メニューに「寿司天ぷら」があった。それを口に運ぶと……。マグロの握り寿司の天ぷらだったのだ。店では、マグロの寿司をいったん握り、それに衣をつけて天ぷらにしてしまっていた。
「ここは寿司が有名なんでしょ。それを……。こういうことしちゃっていいんでしょうか。寿司職人の沽券もあると思うんだけど。一応、寿司を大葉でくるむ工夫の跡は認めるけど」
テーブルを囲んだ知人がいった。彼は東京育ち。寿司にはうるさいほうだった。
気候に合った料理の調理法というものがある。タイでは料理にかなりの唐辛子を入れる。食あたりを防ぐ目的もあるという。フィリピンには酢でしめる料理が多い。これも料理の腐敗を防ぐ。その伝でいえば、沖縄は揚げる。なんでも揚げてしまう傾向がある。
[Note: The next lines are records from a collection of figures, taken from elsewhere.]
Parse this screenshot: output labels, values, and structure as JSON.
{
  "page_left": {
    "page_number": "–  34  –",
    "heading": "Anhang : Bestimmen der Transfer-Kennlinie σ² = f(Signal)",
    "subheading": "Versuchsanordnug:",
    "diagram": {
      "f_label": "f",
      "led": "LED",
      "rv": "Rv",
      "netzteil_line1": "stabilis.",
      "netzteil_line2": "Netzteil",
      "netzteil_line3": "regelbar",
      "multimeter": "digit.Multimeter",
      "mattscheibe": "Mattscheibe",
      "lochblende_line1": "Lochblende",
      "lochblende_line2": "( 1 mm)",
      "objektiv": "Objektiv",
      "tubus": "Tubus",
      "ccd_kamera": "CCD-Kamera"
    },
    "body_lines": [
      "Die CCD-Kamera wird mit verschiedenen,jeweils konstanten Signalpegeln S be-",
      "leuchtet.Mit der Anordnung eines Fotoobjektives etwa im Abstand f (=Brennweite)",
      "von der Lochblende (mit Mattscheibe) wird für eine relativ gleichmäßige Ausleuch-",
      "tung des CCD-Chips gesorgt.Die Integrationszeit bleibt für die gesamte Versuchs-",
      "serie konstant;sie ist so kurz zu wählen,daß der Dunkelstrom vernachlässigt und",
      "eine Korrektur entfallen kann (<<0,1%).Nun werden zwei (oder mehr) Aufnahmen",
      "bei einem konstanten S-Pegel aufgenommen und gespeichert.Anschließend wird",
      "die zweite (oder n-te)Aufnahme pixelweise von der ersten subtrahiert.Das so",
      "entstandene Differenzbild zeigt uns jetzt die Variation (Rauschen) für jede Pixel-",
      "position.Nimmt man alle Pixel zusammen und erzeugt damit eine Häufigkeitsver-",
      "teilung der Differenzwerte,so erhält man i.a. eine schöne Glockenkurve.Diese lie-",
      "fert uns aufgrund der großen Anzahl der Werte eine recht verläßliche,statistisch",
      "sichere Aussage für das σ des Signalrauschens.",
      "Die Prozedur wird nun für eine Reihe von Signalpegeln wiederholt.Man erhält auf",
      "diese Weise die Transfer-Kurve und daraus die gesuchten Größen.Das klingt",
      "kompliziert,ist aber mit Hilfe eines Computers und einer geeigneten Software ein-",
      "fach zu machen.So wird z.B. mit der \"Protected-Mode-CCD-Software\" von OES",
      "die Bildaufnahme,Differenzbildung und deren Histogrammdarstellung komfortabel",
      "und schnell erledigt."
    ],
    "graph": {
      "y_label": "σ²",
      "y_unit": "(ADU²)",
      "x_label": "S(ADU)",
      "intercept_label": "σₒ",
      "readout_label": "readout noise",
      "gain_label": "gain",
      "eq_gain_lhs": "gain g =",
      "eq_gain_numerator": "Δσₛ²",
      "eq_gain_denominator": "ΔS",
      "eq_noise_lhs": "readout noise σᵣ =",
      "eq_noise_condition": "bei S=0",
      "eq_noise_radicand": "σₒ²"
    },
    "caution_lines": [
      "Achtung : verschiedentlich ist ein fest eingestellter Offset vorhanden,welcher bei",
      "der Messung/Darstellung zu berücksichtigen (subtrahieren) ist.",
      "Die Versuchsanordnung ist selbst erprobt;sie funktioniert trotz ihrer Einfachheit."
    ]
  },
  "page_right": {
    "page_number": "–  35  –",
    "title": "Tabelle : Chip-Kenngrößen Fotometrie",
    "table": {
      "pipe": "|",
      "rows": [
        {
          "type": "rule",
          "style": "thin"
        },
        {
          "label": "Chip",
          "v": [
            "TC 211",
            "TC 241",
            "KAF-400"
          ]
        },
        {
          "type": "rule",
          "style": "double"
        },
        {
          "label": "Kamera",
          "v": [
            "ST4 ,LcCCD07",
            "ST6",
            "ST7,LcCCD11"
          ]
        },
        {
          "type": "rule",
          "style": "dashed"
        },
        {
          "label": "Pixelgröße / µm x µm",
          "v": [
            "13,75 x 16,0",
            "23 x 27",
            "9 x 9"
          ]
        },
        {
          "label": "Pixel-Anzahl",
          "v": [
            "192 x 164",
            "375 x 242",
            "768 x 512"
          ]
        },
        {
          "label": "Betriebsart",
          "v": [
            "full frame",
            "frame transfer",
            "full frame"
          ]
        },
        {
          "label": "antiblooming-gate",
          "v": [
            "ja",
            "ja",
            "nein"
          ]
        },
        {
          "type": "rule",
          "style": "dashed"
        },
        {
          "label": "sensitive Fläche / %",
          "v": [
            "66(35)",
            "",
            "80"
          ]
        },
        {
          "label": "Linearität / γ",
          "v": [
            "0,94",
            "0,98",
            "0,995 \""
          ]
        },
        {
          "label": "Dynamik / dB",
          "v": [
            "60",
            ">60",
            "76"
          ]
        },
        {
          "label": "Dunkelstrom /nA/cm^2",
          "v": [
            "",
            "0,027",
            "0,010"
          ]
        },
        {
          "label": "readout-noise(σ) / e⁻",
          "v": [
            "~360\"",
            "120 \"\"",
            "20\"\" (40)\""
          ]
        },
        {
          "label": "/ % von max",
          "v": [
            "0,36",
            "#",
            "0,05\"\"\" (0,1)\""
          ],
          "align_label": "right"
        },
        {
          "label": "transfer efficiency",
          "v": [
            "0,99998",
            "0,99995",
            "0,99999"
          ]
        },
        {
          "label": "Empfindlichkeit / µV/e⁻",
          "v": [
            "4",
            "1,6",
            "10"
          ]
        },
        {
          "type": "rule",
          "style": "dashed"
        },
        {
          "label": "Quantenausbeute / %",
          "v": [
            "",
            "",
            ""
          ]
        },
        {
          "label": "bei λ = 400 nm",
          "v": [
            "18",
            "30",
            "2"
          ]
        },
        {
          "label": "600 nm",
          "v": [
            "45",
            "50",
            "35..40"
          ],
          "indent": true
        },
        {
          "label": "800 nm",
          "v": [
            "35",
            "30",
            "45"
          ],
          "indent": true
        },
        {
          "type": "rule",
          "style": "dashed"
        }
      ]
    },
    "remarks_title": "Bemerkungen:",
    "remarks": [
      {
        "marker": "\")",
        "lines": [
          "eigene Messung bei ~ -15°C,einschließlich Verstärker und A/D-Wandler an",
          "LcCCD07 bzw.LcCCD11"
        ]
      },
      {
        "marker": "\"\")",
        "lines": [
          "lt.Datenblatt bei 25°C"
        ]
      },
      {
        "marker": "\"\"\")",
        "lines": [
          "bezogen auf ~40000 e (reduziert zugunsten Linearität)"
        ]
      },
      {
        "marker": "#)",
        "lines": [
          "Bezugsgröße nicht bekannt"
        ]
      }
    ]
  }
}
暑い気候である。
最近の沖縄では、本土の魚が簡単に手に入る。たとえばサンマ。ところが沖縄の人は、なんの抵抗もなく、サンマをそのまま揚げてしまう。魚は揚げるもの、と思っている人が多い。ホテルの朝食バイキングでも、揚げたサンマの切り身が当たり前のように並んでいる。